DONER RETURNS TO HIS HOME OF PROMOTING FUEL FUNNY CARS IN SEATTLE

 

Dyan Lower Photo via Facebook

Five-decade Funny Car veteran Gary Densham remembers the time when race promoter Bill Doner had a heavy hand in Funny Car racing. 

"You had to race for Bill Doner; at one time he owned the entire west coast," Densham recalled in an episode of Legends: The Series. "If you wanted to race Orange County, Fremont, Portland and Seattle. If you didn't race with Doner, you didn't race. It's just that simple."

Doner rose to legendary status with his famous, and sometimes off the wall promotions, which made him quite the cult hero starting in the Seattle drag racing scene before he headed to Southern California.

Then Doner, in a moment of not well thought out haste, left drag racing to pursue a career in fishing at the height of his career. 

In what could be considered in some circles to be a gathering of the cosmic forces, Doner has come home to do what he once knew as well as the back of his hand. 

Doner, 78, will return to the former Seattle International Raceway, now renamed Pacific Raceways, to promote a Nostalgia Funny Car race. 

"I’m cautiously optimistic, and at the same time, I’m a bit nervous about it," Doner admitted. "Have I got a lot of memories here? Yeah."

The return to Seattle is not Doner's first race back into the promotions world, but it's his first bonafide return to Seattle since the 1970s.  

"I guess I forgot how iffy the weather can be in the Pacific Northwest until I went over and we ran that race in Spokane last month," Doner admitted. "I worried about it all the way up there, all the time I was there, and it rained all around us. We got the race in, we were able to run it, but it rained all around us."

Doner, who often ended up on Mother Nature's bad side in the early days, has apparently learned time heals all wounds and for both days of Friday and Saturday's UNFC Invitational event the forecast looks picture perfect. 

Doner, who promotes the United Nostalgia Funny Car group, has a group of 12 classic Funny Cars ready to rock the house. 

Still, until the event is in the books, Doner's not keen on raising his hands in celebration. 

"I guess as old as I am I haven’t shaken those old fears that were there, and everything about it worries me," Doner said. "It’s been a while since I’ve been like that."

Back in the day, even if the skies opened up and everything in the universe fell through it, Doner could still count on three-mile long lines, double lanes, waiting to get inside the track.  

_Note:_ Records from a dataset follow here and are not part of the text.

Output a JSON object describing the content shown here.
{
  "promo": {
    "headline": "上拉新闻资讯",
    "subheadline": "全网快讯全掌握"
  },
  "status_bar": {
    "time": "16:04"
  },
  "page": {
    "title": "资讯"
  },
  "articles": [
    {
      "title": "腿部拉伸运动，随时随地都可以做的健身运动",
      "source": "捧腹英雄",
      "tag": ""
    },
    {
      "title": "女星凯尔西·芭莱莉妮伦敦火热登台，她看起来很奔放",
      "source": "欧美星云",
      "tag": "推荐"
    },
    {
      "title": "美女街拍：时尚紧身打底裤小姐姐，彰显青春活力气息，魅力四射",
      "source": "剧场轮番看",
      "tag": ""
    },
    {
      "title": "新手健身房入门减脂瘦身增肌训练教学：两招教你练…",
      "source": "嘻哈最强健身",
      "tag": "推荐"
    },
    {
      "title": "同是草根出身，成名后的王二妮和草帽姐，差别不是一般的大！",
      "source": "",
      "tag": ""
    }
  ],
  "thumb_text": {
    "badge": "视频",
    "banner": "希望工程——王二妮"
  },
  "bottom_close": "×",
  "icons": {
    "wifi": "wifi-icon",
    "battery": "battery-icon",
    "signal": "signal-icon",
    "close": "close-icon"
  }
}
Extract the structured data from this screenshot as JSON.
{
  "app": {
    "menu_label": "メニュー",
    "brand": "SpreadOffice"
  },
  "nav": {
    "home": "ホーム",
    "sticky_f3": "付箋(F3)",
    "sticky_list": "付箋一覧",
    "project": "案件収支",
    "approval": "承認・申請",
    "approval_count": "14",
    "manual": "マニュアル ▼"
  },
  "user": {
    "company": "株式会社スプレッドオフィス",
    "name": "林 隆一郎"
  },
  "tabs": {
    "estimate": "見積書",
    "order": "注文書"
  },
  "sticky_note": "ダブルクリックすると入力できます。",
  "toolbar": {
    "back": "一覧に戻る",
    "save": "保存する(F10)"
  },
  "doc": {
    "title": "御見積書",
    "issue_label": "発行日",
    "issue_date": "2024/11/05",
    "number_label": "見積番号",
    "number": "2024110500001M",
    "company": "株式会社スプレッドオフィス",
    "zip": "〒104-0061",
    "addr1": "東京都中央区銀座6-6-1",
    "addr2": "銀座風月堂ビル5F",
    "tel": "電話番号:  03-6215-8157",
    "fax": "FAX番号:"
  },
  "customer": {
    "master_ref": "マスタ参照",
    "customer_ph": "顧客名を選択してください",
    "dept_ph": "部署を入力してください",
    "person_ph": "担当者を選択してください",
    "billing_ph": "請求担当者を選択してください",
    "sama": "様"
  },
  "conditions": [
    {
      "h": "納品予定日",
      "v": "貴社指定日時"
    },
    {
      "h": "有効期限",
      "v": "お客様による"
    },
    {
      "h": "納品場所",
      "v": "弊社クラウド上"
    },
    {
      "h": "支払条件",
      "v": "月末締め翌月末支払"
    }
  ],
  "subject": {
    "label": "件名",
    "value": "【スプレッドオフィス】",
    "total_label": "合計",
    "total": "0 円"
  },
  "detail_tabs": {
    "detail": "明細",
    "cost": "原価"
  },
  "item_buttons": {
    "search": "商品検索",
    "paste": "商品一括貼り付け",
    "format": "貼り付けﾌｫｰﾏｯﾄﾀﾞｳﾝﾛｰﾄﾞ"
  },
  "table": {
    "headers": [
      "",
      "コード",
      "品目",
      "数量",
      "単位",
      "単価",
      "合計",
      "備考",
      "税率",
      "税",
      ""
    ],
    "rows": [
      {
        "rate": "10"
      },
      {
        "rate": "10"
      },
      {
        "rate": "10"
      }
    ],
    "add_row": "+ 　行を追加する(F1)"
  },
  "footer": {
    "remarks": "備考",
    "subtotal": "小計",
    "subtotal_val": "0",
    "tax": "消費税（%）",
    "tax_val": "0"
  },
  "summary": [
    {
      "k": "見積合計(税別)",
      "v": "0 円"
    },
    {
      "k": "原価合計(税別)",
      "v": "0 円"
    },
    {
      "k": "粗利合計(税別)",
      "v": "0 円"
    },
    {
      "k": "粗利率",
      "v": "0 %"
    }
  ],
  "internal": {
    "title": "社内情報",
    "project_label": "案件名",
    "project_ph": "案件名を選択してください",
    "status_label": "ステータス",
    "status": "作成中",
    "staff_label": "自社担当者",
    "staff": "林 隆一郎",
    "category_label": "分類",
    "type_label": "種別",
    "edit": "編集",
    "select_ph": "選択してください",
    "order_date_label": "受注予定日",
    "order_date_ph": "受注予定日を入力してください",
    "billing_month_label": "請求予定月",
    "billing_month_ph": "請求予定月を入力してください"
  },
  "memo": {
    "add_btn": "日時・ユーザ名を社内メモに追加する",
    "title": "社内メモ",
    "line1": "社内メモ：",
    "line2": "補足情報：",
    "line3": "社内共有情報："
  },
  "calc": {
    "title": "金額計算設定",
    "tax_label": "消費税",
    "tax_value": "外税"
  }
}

Doner is quick to point out those days for which his legend was built on didn't come easy, and not without a bit of wrangling and flip-flopping cash flow and credit lines. 

"In the beginning, I opened up that racetrack using my MasterCard to get the starting change because we didn’t have any money," Doner explained. "If the rain had not let up, I don’t know what I would have done."

Doner, the architect of the popular 32 and then 64 Funny Car events, as well as the Fox Hunts, said the times weren't always glamorous. 

"Can I remember those days? Of course," Doner said of the rough moments. "Can I remember the time when it was so dark and dreary and rainy that when I left the office, I couldn’t find my car, I just shut the light off and bumped into trees outside, it’s so dark and remote out there."

Given a time machine, there's a part of Doner which would love to return to those events to see it from a different angle. 

"Those big races up in Seattle, the 64 Funny Cars, they were right on the cusp of riot conditions," Doner admitted. "You wouldn’t want to go back and do that. I was wrung out when they were over, just wrung out. I had nothing left in me. I mean they’d smash the fences down, they were all over the racetrack, so many people. 

"We probably should not have let that many people go in there. But in those days I didn’t think like that. I wouldn’t want to go back and be in that same spot again. It would be fun if I could sit up in a helicopter and look down at it and not have to run it. Having to run it, you know, you’ve got to deal with all the racers, do the commercials, announce the race, be in the tower. When it was over, I didn’t even get home until the next day. I was still out there, and there was no getting in and out. And yeah there wasn’t anything left of me. I couldn’t do that again."

And come Friday evening at Pacific Raceway, he's going to try it all again.